Die Siedlungspioniere haben auf den großzügigen, zusammenhängenden Gemeinschaftsfreiflächen die Möglichkeit ihrer ganz persönlichen Obsession nachzugehen: In wirklich großem Stil Gemüse anbauen, Esel züchten, Natur beobachten, Rosen veredeln, Sport treiben, oder sich einfach unter blühenden Kirschbäumen ausruhen.
Über den Mississippi-Club, dem die Bewohner aktiv oder passiv beitreten, können alle aus dieser Lebenslust entstandenen Überproduktionen wie Marmelade, Obstsaft, Honig oder Lammkotelett inklusive \"Mississippi-lifestyle\" direkt vermarktet werden.

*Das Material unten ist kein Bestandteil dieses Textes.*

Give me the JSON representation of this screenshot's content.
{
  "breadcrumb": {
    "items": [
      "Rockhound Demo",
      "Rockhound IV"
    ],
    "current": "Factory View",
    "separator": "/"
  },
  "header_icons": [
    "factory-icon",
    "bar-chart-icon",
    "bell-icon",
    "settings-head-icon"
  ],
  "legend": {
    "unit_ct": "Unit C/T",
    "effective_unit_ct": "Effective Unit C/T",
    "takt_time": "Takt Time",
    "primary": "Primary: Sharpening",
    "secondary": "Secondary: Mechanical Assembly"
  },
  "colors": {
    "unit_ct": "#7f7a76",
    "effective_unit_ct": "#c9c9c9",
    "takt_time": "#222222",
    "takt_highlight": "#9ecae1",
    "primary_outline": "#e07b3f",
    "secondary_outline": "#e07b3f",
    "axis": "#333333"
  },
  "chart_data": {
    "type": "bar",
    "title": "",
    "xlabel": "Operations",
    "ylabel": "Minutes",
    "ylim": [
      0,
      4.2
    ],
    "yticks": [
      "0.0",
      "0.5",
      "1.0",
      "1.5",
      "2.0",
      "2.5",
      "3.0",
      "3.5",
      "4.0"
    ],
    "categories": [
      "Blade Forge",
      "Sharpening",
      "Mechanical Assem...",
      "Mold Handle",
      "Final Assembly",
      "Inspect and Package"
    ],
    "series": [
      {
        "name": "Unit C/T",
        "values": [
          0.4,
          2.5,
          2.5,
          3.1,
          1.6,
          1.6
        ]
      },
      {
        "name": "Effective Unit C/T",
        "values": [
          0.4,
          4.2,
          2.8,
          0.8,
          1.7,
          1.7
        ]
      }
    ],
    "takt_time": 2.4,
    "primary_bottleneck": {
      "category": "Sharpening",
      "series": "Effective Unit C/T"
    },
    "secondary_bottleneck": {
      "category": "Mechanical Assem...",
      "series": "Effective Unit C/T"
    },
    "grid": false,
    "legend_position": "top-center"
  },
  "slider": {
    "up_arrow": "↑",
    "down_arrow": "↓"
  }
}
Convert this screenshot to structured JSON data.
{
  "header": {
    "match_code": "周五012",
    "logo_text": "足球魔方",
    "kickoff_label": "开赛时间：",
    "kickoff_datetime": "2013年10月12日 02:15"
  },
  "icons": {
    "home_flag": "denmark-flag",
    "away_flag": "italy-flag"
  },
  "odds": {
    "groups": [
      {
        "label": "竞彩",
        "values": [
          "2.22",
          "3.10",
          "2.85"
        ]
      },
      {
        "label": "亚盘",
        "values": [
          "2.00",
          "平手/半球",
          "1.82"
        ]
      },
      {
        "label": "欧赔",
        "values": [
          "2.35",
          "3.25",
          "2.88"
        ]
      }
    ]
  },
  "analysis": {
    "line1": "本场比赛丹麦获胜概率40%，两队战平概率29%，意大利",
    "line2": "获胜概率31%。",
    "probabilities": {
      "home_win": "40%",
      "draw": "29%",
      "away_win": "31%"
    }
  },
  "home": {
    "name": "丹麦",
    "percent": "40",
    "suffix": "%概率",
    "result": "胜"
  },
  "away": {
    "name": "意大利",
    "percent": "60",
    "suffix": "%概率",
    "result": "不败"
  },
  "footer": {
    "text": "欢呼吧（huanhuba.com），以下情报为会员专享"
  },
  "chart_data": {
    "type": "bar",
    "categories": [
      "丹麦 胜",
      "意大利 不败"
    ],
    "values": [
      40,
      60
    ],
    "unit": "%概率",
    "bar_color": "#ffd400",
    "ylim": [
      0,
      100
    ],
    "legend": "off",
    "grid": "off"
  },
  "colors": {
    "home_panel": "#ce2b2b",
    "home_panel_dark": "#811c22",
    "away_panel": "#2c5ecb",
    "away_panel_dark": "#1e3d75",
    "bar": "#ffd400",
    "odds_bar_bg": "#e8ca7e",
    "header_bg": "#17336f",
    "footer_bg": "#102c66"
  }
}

Die Siedlung wird so selbst zum vermarktungsfähigen Label, die für das Naturerlebnis der Feldflur, ein aktives Leben in einem Kulturlandschaftsraum und besonders für ein für Familien ideales Lebensumfeld steht, aber ohne Anstrengung auch andere Lebenskonzepte integrieren kann.